A todo momento, os caras do Rush jogam inconscientemente em nossa cara padrões de civilidade, camaradagem e, por que não dizer, de um humor totalmente Três Patetas, que são polaróides íntimas de suas ligações humanas, musicais e profissionais. A lealdade de Lifeson e Lee para com Peart por ocasião das tragédias que representaram as mortes da filha e da mulher do baterista – tratadas no filme com inacreditável delicadeza -, assim como a perseverança quase suicida do trio em não abandonar as suas convicções musicais depois do fracasso do álbum Caress of Steel, que justamente antecedeu o estouro mundial do disco 2112, poderia muito bem ser encontradas em grandes obras literárias de cunho medieval. E isso ao mesmo tempo em que a banda era impiedosamente massacrada pela “crítica especializada”, mais preocupada em agradar aos seus leitores “mudérnosssss” do que em retratar com sinceridade suas opiniões – algo que, infelizmente, ainda perdura nos dias atuais.

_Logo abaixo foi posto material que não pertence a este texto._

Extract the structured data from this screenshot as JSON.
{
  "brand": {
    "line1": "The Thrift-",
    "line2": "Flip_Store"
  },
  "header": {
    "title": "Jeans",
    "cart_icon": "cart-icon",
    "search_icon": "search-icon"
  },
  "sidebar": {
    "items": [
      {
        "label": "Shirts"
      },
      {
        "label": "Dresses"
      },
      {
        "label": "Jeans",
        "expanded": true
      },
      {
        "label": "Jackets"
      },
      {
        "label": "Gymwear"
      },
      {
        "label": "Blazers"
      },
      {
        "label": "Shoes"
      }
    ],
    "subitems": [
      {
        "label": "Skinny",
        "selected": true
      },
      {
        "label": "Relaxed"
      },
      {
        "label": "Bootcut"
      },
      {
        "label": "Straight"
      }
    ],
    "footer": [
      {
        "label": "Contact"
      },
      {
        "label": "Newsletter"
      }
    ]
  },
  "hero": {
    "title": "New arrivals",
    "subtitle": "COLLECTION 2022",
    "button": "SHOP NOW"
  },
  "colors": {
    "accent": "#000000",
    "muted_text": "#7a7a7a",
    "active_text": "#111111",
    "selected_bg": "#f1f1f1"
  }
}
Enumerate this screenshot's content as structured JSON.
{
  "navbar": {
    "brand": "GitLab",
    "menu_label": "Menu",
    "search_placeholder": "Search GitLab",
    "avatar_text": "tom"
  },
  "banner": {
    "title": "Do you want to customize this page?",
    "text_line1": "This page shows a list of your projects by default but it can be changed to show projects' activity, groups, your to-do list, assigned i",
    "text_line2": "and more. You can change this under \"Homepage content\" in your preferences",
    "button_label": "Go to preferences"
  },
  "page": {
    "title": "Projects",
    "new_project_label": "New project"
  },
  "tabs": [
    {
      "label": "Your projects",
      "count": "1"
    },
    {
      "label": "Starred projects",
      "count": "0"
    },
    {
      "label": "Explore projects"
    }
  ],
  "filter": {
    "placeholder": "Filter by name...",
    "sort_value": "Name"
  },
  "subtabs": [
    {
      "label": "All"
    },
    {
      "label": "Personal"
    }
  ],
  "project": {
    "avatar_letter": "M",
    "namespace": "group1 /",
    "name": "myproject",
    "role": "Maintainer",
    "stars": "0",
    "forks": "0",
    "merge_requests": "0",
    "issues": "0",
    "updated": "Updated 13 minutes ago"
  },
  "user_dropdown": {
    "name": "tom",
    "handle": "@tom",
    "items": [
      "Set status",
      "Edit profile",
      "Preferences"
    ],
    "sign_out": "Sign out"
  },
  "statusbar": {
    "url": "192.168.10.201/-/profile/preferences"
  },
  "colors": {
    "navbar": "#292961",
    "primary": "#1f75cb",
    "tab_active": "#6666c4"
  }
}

Da mesma forma, a sinceridade com que o trio discute as mudanças sonoras que fizeram ao longo da carreira chega a ser espantosa, a ponto de eu mesmo ter me questionado a respeito de minhas opiniões sobre alguns discos que julgo fracos, como o Hold Your Fire e o Roll the Bones. Os fãs, como sempre, são mostrados como pessoas devotadas ao grupo, embora seja perceptível o grau de comprometimento mental de alguns, apesar do disfarce propiciado pelo discurso articulado da maioria dos entrevistados.
Quando termina a cena final, que mostra um jantar entre Lee, Lifeson e Peart, a sensação é que esses três “bobalhões” – assista ao filme para entender tal expressão – são caras como eu e você, embora geniais como instrumentistas e compositores.
Hoje, que artista se enquadraria nesta categoria? Pense nisso…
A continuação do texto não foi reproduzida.